Facing pressure in California to classify their freelance drivers as employees, Uber Technologies (UBER) - Get Report and Lyft (LYFT) - Get Report, are pondering a detour in their usual ride sharing approach - licensing their brands to vehicle fleet operators as a workaround to a new law that grants gig workers employment benefits.
Citing people with the plans, the New York Times reported Wednesday that both ride-hailing companies are exploring the option as a way to keep an arms-length association with drivers so that they would not need to employ them and pay benefits.
The discussions come on the heels of a new California law, Assembly Bill 5, which grants gig workers employment benefits. While the law went into effect in January, Uber and Lyft have not complied, arguing they are tech platforms and are not transportation businesses.

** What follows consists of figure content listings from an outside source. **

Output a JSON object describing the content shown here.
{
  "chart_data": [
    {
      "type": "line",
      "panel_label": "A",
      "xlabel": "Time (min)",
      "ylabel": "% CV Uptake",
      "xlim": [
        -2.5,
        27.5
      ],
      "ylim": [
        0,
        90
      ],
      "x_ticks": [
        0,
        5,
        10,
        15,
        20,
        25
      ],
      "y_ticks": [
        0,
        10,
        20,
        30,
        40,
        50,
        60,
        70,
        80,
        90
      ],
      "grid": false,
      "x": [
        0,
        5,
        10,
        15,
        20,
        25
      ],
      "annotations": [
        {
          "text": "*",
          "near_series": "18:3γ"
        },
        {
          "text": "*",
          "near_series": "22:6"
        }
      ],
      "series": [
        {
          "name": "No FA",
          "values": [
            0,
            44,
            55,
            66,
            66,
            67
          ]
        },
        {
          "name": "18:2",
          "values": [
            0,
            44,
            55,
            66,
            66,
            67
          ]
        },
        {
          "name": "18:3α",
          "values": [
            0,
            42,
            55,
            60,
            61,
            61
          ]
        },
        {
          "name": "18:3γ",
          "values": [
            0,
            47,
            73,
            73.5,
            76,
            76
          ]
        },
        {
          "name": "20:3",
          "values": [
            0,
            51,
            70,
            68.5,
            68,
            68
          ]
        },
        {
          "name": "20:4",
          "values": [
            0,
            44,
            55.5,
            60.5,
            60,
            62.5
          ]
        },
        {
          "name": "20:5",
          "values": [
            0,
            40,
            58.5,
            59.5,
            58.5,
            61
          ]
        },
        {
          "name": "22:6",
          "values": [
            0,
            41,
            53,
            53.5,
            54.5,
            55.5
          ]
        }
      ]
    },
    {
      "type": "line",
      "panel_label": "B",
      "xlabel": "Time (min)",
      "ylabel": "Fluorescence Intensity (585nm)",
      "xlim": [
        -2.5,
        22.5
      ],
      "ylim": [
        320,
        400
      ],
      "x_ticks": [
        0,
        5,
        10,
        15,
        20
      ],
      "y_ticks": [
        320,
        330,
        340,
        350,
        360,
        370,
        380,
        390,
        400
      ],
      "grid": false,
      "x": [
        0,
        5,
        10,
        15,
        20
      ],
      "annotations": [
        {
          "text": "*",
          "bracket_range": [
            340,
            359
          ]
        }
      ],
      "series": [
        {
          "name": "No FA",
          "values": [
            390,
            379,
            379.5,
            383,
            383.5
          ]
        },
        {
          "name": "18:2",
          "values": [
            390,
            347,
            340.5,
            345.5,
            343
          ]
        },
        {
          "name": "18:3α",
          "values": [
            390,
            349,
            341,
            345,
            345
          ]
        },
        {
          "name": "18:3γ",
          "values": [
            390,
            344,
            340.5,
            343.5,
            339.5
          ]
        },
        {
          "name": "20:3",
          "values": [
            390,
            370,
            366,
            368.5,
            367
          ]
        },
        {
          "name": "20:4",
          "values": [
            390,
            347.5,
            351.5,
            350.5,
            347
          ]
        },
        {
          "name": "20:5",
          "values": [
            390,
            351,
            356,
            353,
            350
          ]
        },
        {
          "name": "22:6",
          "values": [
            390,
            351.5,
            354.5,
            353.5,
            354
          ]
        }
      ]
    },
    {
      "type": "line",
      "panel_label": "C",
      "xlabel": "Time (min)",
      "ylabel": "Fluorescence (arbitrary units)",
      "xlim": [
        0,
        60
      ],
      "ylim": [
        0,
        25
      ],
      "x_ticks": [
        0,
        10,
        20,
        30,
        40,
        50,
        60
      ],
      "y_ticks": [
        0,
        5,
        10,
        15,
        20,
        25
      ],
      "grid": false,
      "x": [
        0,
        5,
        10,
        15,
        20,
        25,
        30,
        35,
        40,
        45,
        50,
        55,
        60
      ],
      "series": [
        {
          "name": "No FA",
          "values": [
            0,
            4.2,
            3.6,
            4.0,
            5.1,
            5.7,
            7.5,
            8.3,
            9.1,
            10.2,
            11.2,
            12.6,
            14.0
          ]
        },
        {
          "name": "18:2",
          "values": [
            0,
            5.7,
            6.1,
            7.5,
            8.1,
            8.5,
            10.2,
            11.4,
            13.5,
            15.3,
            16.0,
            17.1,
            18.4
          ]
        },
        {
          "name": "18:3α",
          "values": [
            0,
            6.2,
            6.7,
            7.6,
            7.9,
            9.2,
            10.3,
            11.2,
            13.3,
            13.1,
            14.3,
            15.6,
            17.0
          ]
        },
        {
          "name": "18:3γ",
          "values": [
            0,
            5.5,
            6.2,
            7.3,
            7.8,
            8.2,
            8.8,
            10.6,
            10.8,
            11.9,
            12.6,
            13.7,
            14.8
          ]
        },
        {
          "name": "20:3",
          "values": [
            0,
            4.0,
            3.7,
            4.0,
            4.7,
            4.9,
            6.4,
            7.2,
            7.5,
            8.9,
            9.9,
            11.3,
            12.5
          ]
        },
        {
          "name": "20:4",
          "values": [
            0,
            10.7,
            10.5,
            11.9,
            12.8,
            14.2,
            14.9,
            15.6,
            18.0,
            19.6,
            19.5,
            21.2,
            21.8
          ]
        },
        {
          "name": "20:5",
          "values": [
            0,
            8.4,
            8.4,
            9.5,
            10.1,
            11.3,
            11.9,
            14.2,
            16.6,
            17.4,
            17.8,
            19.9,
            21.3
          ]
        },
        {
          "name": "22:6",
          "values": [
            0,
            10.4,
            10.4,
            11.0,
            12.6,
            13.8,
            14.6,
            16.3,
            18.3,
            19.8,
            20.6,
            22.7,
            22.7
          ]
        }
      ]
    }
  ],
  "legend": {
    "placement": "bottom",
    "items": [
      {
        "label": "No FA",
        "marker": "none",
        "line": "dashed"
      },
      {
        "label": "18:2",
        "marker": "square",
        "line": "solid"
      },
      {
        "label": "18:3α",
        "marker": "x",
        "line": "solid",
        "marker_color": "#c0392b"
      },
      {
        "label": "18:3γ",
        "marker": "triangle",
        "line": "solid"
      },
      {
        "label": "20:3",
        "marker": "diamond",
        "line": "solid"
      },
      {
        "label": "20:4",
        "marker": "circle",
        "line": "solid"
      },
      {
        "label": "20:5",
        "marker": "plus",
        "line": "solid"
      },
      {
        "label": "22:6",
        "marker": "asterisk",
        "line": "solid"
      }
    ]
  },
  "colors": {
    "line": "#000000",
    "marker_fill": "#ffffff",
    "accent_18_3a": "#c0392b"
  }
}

In May, California sued Uber and Lyft to enforce the new law. Earlier this month, a San Francisco Superior Court judge ordered the companies to employ their drivers by Thursday. Executives at Uber and Lyft have both appealed that decision, arguing they cannot meet that deadline and will be forced to turn off their services as early as Friday.
Both companies have threatened to leave the state until November, when California voters will decide on Prop 22 -- backed by a number of gig platforms including Uber, Lyft and DoorDash -- that would overturn key provisions of AB5.